Au temps où Henrik Kasperzack dirigeait les «Lions», entre 2006 et 2008, sa silhouette était des plus familières dans la «Tanière». Aujourd’hui ils ne doivent pas être nombreux à se souvenir de Demba Touré. C’est dans l’anonyme championnat de Malte qu’il court encore derrière le ballon, au sein de l’équipe de Birkirkara. A 28 ans cela peut surprendre, mais la carrière du joueur n’a pas eu l’éclat attendu. Avant centre de Lyon et des Grashoppers de Zurich, il a finalement chuté pour se retrouver au plus bas avec Reims en Ligue 2, où il ne marqua qu’un but  en 14 journées avant de s’éteindre. Aujourd’hui il  ne reste que les souvenirs.  «J’ai vécu beaucoup de choses, notamment à Lyon (2002-2004) où j’ai côtoyé de grands joueurs comme Sony Anderson, Sydney Govou, Luyindula, Tony Vairelles. J’ai beaucoup appris avec eux. Par exemple avec Anderson, on discutait régulièrement, on avait le même agent et, cela m’a beaucoup servi». Arrivée à Reims en 2011, il n’y a point duré.

 

IBRAHIMA TALL

Un horloge déréglé en Suisse

Depuis 2012 il s’est fait invisible. Au point de faire croire cette saison avec Lausanne demeure la dernière de son parcours. Il avait pourtant disputé 22 matches de championnat.

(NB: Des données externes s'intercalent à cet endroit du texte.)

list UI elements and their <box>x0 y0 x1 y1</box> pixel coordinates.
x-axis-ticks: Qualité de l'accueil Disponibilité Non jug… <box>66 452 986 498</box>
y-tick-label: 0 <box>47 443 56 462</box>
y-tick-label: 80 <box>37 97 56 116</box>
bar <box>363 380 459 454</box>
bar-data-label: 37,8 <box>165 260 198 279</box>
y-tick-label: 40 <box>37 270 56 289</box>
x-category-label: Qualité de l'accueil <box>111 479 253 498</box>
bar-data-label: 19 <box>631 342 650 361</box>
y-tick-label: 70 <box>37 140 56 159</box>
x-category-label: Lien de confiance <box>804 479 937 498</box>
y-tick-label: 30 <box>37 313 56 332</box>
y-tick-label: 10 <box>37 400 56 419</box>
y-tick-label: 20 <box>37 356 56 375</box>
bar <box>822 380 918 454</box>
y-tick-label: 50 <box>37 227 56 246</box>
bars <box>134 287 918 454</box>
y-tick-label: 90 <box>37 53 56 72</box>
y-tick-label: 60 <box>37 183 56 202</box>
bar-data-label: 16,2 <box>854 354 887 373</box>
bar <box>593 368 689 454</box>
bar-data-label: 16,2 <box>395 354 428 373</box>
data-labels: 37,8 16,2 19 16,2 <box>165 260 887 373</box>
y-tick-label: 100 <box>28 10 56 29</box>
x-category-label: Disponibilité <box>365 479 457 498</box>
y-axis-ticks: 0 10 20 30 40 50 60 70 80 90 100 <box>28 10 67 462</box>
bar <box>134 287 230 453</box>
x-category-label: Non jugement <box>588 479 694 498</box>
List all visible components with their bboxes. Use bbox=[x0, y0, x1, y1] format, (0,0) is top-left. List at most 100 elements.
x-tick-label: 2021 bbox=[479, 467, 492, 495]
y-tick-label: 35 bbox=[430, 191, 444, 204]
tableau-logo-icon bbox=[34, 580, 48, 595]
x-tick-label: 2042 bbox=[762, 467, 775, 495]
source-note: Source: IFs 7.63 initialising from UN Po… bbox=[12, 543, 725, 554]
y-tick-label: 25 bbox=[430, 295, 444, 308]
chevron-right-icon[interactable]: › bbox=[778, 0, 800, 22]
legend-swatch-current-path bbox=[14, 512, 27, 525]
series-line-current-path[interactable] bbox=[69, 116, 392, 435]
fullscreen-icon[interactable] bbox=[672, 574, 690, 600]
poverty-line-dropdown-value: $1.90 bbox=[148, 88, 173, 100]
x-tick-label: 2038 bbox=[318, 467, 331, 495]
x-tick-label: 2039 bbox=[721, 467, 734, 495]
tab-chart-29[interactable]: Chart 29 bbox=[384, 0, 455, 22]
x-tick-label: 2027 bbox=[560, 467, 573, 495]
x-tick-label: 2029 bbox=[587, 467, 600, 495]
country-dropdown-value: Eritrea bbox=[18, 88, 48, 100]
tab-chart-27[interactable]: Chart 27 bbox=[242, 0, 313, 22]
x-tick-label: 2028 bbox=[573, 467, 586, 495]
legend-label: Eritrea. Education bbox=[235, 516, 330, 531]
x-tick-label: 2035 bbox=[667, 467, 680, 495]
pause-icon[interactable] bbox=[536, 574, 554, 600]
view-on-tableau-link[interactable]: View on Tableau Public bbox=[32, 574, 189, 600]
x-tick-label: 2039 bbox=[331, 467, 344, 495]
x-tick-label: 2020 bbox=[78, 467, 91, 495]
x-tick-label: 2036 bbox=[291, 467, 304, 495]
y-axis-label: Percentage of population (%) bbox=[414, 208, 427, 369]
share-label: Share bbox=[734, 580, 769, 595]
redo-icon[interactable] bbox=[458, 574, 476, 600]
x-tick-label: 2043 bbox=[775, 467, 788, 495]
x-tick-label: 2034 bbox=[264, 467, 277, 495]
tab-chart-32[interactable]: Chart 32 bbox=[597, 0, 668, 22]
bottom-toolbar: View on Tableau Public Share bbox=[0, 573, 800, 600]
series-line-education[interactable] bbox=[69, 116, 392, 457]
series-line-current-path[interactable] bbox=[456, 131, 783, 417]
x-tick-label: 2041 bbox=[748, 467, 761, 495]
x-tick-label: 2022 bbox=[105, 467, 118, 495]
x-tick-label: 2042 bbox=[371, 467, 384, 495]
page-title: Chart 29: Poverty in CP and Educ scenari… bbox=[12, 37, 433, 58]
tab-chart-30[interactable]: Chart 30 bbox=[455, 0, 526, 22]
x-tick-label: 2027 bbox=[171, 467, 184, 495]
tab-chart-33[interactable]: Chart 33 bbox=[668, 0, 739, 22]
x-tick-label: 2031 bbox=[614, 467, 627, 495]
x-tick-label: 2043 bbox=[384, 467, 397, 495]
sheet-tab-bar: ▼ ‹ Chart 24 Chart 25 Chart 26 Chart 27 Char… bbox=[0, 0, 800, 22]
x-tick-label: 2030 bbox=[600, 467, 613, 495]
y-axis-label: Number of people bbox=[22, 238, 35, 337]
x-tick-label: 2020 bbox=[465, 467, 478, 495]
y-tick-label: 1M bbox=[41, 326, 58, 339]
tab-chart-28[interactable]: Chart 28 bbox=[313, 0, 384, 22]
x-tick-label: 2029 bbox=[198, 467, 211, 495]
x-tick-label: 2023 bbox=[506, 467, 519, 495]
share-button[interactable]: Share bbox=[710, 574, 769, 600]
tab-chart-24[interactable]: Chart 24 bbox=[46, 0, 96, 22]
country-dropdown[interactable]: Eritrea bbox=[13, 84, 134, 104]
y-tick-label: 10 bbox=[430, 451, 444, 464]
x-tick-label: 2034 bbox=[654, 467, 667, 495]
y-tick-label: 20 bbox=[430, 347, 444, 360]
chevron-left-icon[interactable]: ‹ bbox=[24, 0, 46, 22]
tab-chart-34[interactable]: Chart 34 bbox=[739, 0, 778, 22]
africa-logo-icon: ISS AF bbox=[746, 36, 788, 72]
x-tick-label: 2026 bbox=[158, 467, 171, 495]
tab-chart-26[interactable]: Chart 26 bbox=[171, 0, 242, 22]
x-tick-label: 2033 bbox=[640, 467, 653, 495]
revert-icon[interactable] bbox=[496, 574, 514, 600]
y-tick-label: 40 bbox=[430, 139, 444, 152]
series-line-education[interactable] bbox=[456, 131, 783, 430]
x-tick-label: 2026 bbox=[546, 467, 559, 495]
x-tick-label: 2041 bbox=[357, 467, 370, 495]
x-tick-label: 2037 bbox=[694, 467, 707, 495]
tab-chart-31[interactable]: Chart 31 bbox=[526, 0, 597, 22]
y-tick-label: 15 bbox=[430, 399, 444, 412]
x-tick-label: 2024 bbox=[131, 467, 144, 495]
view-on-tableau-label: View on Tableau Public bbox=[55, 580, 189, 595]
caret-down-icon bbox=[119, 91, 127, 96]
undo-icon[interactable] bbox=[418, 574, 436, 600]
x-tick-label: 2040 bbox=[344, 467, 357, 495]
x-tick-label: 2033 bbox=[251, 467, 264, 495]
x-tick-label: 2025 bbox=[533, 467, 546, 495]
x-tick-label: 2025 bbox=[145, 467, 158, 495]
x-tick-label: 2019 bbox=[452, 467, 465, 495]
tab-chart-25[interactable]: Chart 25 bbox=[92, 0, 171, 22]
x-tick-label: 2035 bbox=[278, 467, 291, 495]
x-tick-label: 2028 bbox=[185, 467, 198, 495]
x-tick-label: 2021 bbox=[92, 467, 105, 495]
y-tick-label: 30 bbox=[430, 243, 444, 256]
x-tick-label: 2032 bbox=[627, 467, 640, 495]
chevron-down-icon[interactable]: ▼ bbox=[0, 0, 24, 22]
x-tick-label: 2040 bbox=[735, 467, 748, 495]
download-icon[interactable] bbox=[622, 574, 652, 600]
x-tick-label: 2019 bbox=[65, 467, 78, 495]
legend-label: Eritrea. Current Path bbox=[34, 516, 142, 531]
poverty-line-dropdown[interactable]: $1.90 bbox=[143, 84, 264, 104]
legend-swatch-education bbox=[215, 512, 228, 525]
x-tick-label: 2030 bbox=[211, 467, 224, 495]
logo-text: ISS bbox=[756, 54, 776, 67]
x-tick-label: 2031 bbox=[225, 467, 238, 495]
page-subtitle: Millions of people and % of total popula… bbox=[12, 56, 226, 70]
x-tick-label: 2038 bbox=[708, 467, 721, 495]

Mais ni l’année dernière encore moins cette saison, on ne l’a vu sur aucune liste. Passé par Hearts (Ecosse), Nantes et Sochaux, avant de descendre un échelon en dessous du côté de Larissa en Grèce, Ibrahima Tall (32 ans) avait fusillé les dirigeants grecs devant l’impasse où ils l’avaient précipité. «Vu les gros arriérés de salaires dont il est question (…) je ressens un gros ras-le-bol ! Et je ne veux plus jouer pour Larissa. J’espère désormais rebondir ailleurs», s’emportait-il. C’est alors que Lausanne lui tendit la main, mais il ne semble pas l’avoir bien tenue.

 

PASCAL MENDY

Coincé dans les Balkans

Toute sa carrière s’est jouée entre la Lituanie et  la Biélorussie. A 34 ans, Pascal Mendy chausse toujours les crampons pour le bonheur du club  biélorusse de Torpedo Zhodino avec lequel il a joué 15 matches (911 mn de temps de jeu) cette saison.Arrière droit de formation, Pascal Mendy a été  plusieurs fois sélectionnées en équipe nationale entre 2006 et 2008. Ejecté de la sélection juste avant la Can au Ghana, ce fut son chant du cygne.

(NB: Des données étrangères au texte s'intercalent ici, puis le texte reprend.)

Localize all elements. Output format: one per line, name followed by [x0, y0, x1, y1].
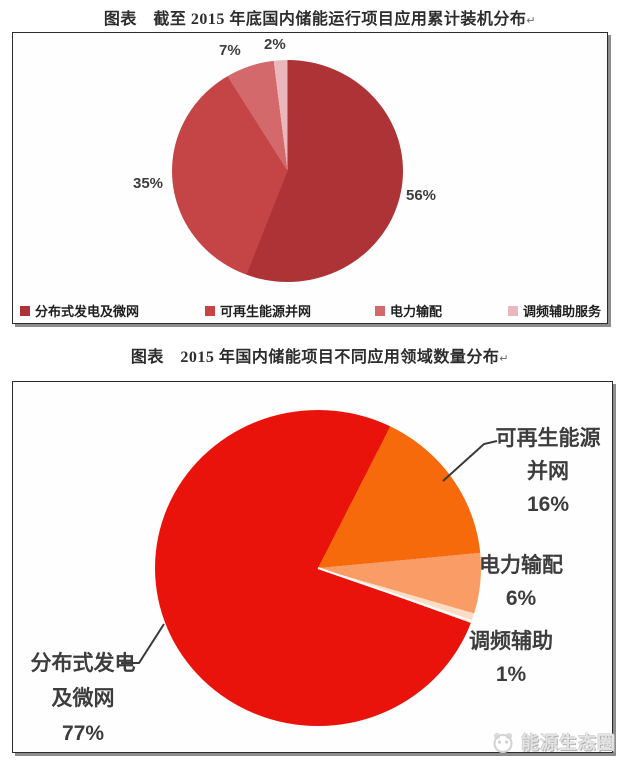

David Mbodj, ancien prodige de Lorient formé par l’Olympique de Marseille, a connu une vraie galère dans sa vie de footballeur professionnel démarré en 2002. Strasbourg, Créteil, Besançon, Cannes, Lorient l’ont tous accueilli sans qu’il y prenne la bonne température. Pas plus qu’il n’a pu s’imposer en équipe nationale où, entre 20xxx et 20xxx, il n’a jamais su se positionner comme titulaire.